According to the JFJ website, the groups tallied more than 700 deaths resulting from police shootings since 2004. The website also claimed that roughly 20 per cent of all homicides in Jamaica in 2007 were alleged cases of unlawful police killings.

But Dr Gomes says more appalling than the numbers is the wait that relatives of victims killed by the police have to endure before they can get justice.

“It is excruciating for the family and problematic for the delivery of justice,” said Gomes.

“The matters that we’re getting this year out of the Kingston and St Andrew Coroner’s Court began in 2003… often two or three years after the person was killed. It is hazardous and traumatic,” she lamented.

An attorney with knowledge of such extra-judicial killing cases, but who declined to be named, also took issue with the length of time a victim’s family had to wait for answers or even redress.

“It has to go through the investigation, which include all of the ballistics tests, the statement gathering, the post-mortem reports…,” he lamented.

The attorney said that after the investigations are completed, the file is then sent to the Director of Public Prosecutions, who decides whether or not the accused officers are to be charged, or if the matter should be referred to the Coroner’s Court.

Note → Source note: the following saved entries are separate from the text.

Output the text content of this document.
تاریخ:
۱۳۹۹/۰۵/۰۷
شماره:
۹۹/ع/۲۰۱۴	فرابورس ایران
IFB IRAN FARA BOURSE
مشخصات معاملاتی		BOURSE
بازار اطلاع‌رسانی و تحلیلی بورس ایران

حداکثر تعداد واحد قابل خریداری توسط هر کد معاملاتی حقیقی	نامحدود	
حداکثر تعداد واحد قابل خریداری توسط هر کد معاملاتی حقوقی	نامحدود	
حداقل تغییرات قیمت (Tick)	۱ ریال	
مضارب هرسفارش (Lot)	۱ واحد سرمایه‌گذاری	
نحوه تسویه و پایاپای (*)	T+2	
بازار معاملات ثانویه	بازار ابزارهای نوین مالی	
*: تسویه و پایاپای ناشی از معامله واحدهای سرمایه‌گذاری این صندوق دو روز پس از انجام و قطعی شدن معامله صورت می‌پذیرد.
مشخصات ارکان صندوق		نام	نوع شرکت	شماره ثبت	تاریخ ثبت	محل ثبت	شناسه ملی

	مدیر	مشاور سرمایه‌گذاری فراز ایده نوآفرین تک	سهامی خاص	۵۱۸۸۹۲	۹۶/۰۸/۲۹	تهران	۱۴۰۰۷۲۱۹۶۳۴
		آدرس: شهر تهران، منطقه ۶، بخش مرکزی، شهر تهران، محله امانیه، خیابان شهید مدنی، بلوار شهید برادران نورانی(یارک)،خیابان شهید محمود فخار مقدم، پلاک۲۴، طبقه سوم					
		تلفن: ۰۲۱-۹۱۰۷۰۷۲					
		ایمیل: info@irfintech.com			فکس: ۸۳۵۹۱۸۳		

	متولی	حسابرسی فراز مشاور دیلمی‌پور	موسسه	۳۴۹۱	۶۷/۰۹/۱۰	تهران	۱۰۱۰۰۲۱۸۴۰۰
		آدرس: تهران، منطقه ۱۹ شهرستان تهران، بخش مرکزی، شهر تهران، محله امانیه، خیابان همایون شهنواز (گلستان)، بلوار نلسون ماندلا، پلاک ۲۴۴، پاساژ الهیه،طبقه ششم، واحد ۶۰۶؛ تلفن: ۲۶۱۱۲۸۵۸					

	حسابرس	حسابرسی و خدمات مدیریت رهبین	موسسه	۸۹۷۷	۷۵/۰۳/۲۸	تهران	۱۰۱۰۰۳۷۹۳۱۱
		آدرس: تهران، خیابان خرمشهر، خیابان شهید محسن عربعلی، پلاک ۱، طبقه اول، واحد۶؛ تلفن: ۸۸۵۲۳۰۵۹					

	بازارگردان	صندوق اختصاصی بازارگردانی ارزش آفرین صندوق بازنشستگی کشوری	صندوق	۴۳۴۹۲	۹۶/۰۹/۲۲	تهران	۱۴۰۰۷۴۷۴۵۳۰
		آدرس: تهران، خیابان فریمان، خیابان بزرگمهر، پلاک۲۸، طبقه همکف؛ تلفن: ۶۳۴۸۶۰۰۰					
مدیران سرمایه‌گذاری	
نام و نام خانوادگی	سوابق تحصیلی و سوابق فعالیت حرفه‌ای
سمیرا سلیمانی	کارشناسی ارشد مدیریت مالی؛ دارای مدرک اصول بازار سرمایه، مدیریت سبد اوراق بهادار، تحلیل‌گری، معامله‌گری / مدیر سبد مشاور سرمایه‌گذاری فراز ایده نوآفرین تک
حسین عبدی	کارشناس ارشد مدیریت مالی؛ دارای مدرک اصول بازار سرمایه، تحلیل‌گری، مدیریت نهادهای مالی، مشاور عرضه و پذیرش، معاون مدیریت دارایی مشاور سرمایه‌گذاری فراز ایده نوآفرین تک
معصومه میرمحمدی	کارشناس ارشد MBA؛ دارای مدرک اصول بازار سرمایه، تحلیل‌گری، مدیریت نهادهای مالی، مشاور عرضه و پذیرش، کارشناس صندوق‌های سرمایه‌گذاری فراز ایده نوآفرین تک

“And it is devastating on the family members. Because everytime a decision is made to move it to another level, there is a little bit of excitement that the matter is going to be dealt with, and then there is ultimate disappointment,” the attorney said, adding that the length of time results in witnesses becoming unwilling to testify in court.

Maurice Edwards — whose father, 62-year-old pastor Trevor Edwards was fatally shot by police while travelling in a taxi on Alexander Road on November 17 — is already lamenting the agonising wait.

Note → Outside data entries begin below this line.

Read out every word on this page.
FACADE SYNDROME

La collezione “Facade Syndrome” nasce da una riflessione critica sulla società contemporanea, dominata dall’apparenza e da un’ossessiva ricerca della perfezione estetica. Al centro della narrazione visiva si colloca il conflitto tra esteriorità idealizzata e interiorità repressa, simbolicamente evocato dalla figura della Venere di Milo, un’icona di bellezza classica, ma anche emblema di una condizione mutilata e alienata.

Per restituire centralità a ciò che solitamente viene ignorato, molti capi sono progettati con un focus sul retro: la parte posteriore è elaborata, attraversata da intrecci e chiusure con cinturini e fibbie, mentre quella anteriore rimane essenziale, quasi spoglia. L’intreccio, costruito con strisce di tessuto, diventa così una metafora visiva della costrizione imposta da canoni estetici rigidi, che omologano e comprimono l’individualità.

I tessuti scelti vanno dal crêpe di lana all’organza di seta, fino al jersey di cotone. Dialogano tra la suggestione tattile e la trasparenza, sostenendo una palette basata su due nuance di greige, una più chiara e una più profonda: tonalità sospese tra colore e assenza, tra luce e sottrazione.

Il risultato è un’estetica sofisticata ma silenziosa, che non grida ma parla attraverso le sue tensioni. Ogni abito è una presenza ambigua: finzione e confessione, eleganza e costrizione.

“I am outraged and angry at the way the police and the Government have been treating the killing as if it does not matter,” he said. “When a police dies they create one big thing in the media, but when an innocent person is killed by the police nothing comes out of it.”

He said that he was yet to receive any information about his father’s killing from the police hierarchy.

Edwards’ plight followed the highly publicised complaints by former government minister Claude Clarke, whose brother Keith Clarke was killed by the security forces during an operation at his Kirkland Heights home in St Andrew in May as they hunted for Coke, the former Tivoli Gardens strongman. Clarke described the killing as “savage”, and lambasted the authorities for dragging their feet in investigating the matter.

In August, the Independent Commission of Investigations (INDECOM), the body given the mandate to investigate police killings of civilians, took over the probe into the Clarke killing after JFJ complained about the pace of police inqueries.

INDECOM said a week ago that it had also added Edwards’ controversial shooting to the list of cases on its growing list.

When contacted, Assistant Police Commissioner Glenmore Hinds said the Jamaica Constabulary Force had implemented several measures to address the JFJ’s concerns about the numbers of civilians being slain by bullets fired from police guns.

“We are doing a number of things. For example, we have re-trained all our police officers,” Hinds told the Sunday Observer in reference to a recent programme to re-certify all police officers in the use of firearms.